Penulis
Intisari-online.com - Sudah lebih dari setahun, sejak Organisasi Kesehatan Dunia (WHO) menyatakan Covid-19 sebagai pandemi global.
Ekonomi dunia masih berjuang untuk mengatasi konsekuensi ekonomi akibat Covid-19.
Sementara AS dan Eropa perlahan membuka kembali penguncian mereka, di mana Covid-19 sudah mulai dikendalikan.
Meski demikian, Asia masih mengalami masa-masa sulit akibat Pandemi Covid-19.
Baca Juga: Catat Kasus Covid-19 Tertinggi dalam Beberapa Bulan, Pemerintah Israel Kembali Berlakukan Aturan Ini
Menurut 24h.com.vn, Jumat (25/6/21),India dalah 3 bulan terakhir, mereka masih mencatatkanrekor jumlah infeksi dan kematian tinggi.
Hal ini membebani sistem kesehatan, dan beberapa negara lain seperti Thailand, Malaysia, dan Indonesia masih mengalami lonjakan Covid-19.
Infeksi meningkat disertai varian jenis baru memaksa beberapa negara melakukan penguncian, dan penerapan prokes ketat.
Menurut analis Tai Hui dari JP Morgan Asset Management Company (USA), perkembangan di atas menunjukkan bahwa perang melawan Covid-19 masih ada.
Program vaksinasi Covid-19 di Asia yang masih rendah mengalami stagnasi mengkhawatirkan, katena kurangnya pasokan vaksin.
Pada kawasan ini diprediksi Covid-19 belum bisa dipastikan kapan selesainya, sebelum mencapai kekebalan kawanan.

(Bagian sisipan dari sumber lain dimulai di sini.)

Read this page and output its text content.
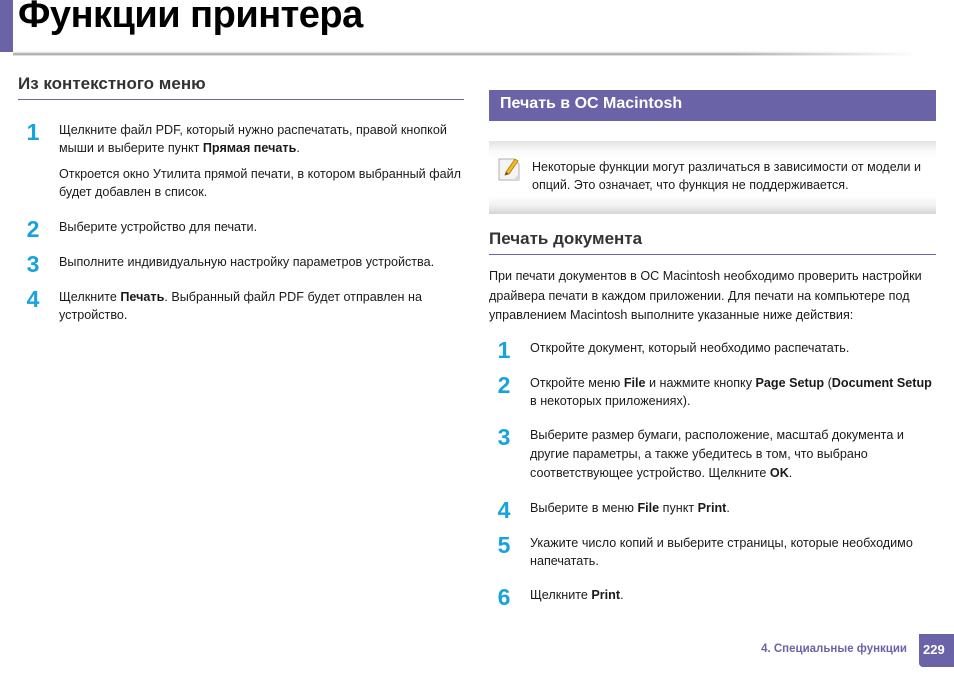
Функции принтера
Из контекстного меню
1	Щелкните файл PDF, который нужно распечатать, правой кнопкой мыши и выберите пункт Прямая печать.

Откроется окно Утилита прямой печати, в котором выбранный файл будет добавлен в список.

2	Выберите устройство для печати.

3	Выполните индивидуальную настройку параметров устройства.

4	Щелкните Печать. Выбранный файл PDF будет отправлен на устройство.

Печать в ОС Macintosh
Некоторые функции могут различаться в зависимости от модели и опций. Это означает, что функция не поддерживается.
Печать документа

При печати документов в ОС Macintosh необходимо проверить настройки драйвера печати в каждом приложении. Для печати на компьютере под управлением Macintosh выполните указанные ниже действия:

1	Откройте документ, который необходимо распечатать.

2	Откройте меню File и нажмите кнопку Page Setup (Document Setup в некоторых приложениях).

3	Выберите размер бумаги, расположение, масштаб документа и другие параметры, а также убедитесь в том, что выбрано соответствующее устройство. Щелкните OK.

4	Выберите в меню File пункт Print.

5	Укажите число копий и выберите страницы, которые необходимо напечатать.

6	Щелкните Print.

4. Специальные функции	229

Banyak negara di Asia tidak akan mencapai kekebalan kawanan hingga 2022 bahkan setelahnya.
Hal ini dikhawatirkan, akan membawa dampak Covid-19 tidak akan selesai bahkan hingga tahun depan.
Wabah ini telah menyebabkan Singapura, mengalami peningkatan rata-rata 10-40 kasus per hari.
Jauh lebih rendah daripada negara lain, dengan 53% populasi di vaksinasi dengan setidaknya 1 dosis pada 23 Juni.
Singapura saat ini adalah pemimpin Asia dalam vaksinasi, tetapi angka ini tidak cukup untuk mencapai kekebalan kawanan.
Kekhawatiran mengenai varian Delta, yang ditemukan pertama kali di India, memaksa pemerintah Singapura untuk menerapkan kembali tindakan pembatasan.
Ini menunjukkan bahwa wabah yang paling ringan pun dapat memiliki dampak ekonomi negatif yang signifikan.
Hui menekankan bahwa dalam jangka panjang, Asia harus belajar hidup dengan Covid-19.
Pemerintah perlu menerima kenyataan bahwa Covid-19 akan kembali merebak bahkan setelah herd immunity tercapai.
Blokade, penutupan perbatasan, dan jarak sosial hanyalah tindakan sementara, yang memengaruhi ekonomi.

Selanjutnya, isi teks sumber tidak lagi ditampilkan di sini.